Une fois encore elle se hâte, vers la fin du chapitre (v. 42). C’est quand elle est appelée par David à devenir la compagne de ses souffrances (conf. 27:3), et plus tard à partager son règne. «Et David envoya parler à Abigaïl, afin de la prendre pour femme... Et Abigaïl se leva en hâte... et elle s’en alla après les messagers de David, et fut sa femme» (v. 39-42). Point de temporisation; elle se hâte d’aller au-devant de celui qui l’aime, du roi de grâce; elle ne remet pas son départ à des temps meilleurs où le trône de David serait consolidé. Elle quitte tout, sans penser un instant à ce qu’elle laisse en arrière. Et même elle se déclare indigne d’un tel honneur; car la plus humble condition lui appartient. Une telle destinée ne peut, d’autre part, l’enorgueillir, car elle comprend que, si la faveur du roi l’appelle à partager ses souffrances pour l’élever ensuite à la première place, le service du roi doit l’abaisser à la dernière. «Voici, ta servante sera une esclave pour laver les pieds des serviteurs de mon seigneur». Quelle humilité chez cette épouse du roi! Seule, la communion avec la grâce, avec Jésus, nous rend capables de nous abaisser ainsi dans la poussière, mais par là même qu’Abigaïl s’abaisse, le roi grandit en dignité et en majesté, et c’est ce que le cœur de l’épouse désire.

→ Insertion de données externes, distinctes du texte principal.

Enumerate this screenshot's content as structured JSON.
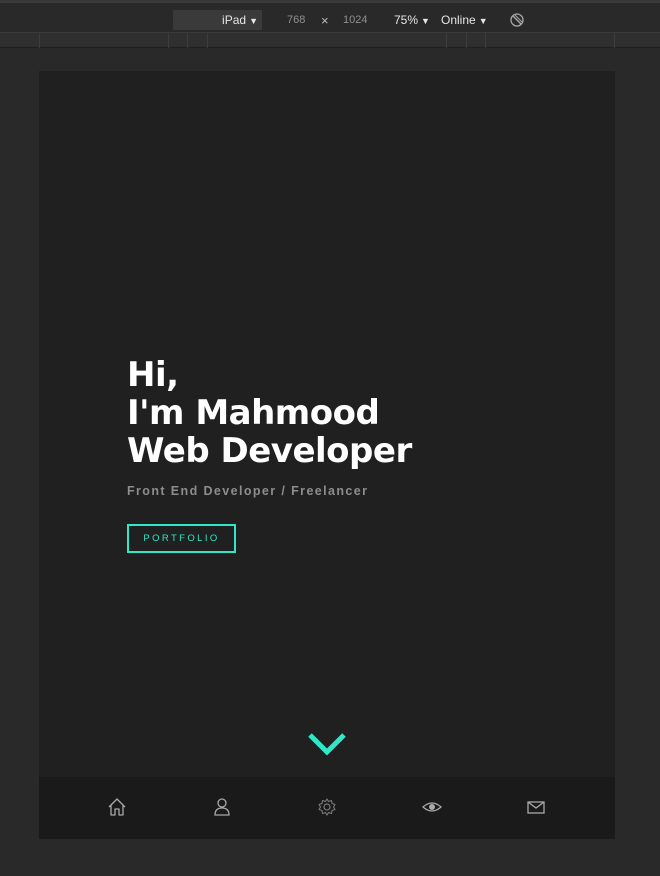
{
  "toolbar": {
    "device": "iPad",
    "width": "768",
    "times": "×",
    "height": "1024",
    "zoom": "75%",
    "network": "Online",
    "caret": "▼",
    "rotate_icon": "rotate-icon"
  },
  "hero": {
    "line1": "Hi,",
    "line2": "I'm Mahmood",
    "line3": "Web Developer",
    "subtitle": "Front End Developer / Freelancer",
    "button_label": "PORTFOLIO"
  },
  "nav": {
    "items": [
      {
        "icon": "home-icon"
      },
      {
        "icon": "user-icon"
      },
      {
        "icon": "gear-icon"
      },
      {
        "icon": "eye-icon"
      },
      {
        "icon": "mail-icon"
      }
    ]
  },
  "colors": {
    "accent": "#2ee8c9",
    "page_bg": "#202020",
    "nav_bg": "#1a1a1a"
  }
}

N’oublions donc pas, chers lecteurs chrétiens, que l’un des caractères de la foi est de se hâter. Abraham se hâtait quand il était question du service de l’Éternel (Gen. 18:6-8); Zachée, quand le Sauveur l’invitait à le recevoir dans sa maison (Luc 19:6); Marie, quand le Seigneur l’appelait à Lui (Jean 11:29). S’il s’agit de Lui et de sa personne, pouvons-nous jamais nous hâter assez! Mais d’autre part, n’avons-nous pas à nous garder de la hâte qui si souvent caractérise la chair et le vieil homme! «Leurs pieds courent au mal, et ils se hâtent pour verser le sang» (Prov. 1:16; 6:18), «pour contester» (25:8), «pour s’enrichir» (28:20, 22). Dès qu’il s’agit de nous-mêmes, ne faisons pas comme le monde dont il est parlé ici, car il est dit d’autre part: «Celui qui croit en Lui ne se hâtera pas» (És. 28:16; Rom. 9:33).

Elle est admirable, cette Abigaïl, par son appréciation de David. On trouve tout chez elle, depuis le sentiment de la dignité de son seigneur, qui la fait se prosterner devant lui, jusqu’au ravissement que produit la beauté de son caractère. «Mon seigneur combat les combats de l’Éternel, et la méchanceté n’a jamais été trouvée en toi» (v. 28). Comment son cœur ne serait-il pas attiré par la vue de la perfection dans un homme? Et cependant David, type de Christ, n’est en lui-même qu’un homme imparfait. Jamais Jésus n’aurait été en danger de se faire justice à lui-même. La grâce de Dieu seule en préserve David, quand déjà sa résolution était prise de ne laisser de reste aucun de ses ennemis. Abigaïl est l’instrument employé de Dieu pour le faire revenir de sa décision et l’aider à ne pas perdre le caractère de grâce qui convient à l’oint de l’Éternel.

Tout ce que dit Abigaïl est le fruit de sa communion avec les pensées de Dieu. Ce n’est pas de la prophétie, mais elle sait ce qui arrivera à David, parce qu’elle sait ce que Dieu pense de lui. «La vie de mon seigneur est liée dans le faisceau des vivants par devers l’Éternel, ton Dieu; et l’âme de tes ennemis, il la lancera du creux de la fronde» (v. 29), et Dieu t’établira «prince sur Israël» (v. 30). Saül, le roi d’Israël, n’est pour Abigaïl qu’«un homme qui s’est levé pour te poursuivre et pour chercher ta vie». Dans son antagonisme au fils d’Isaï, il ne mérite pas même la mention de son nom.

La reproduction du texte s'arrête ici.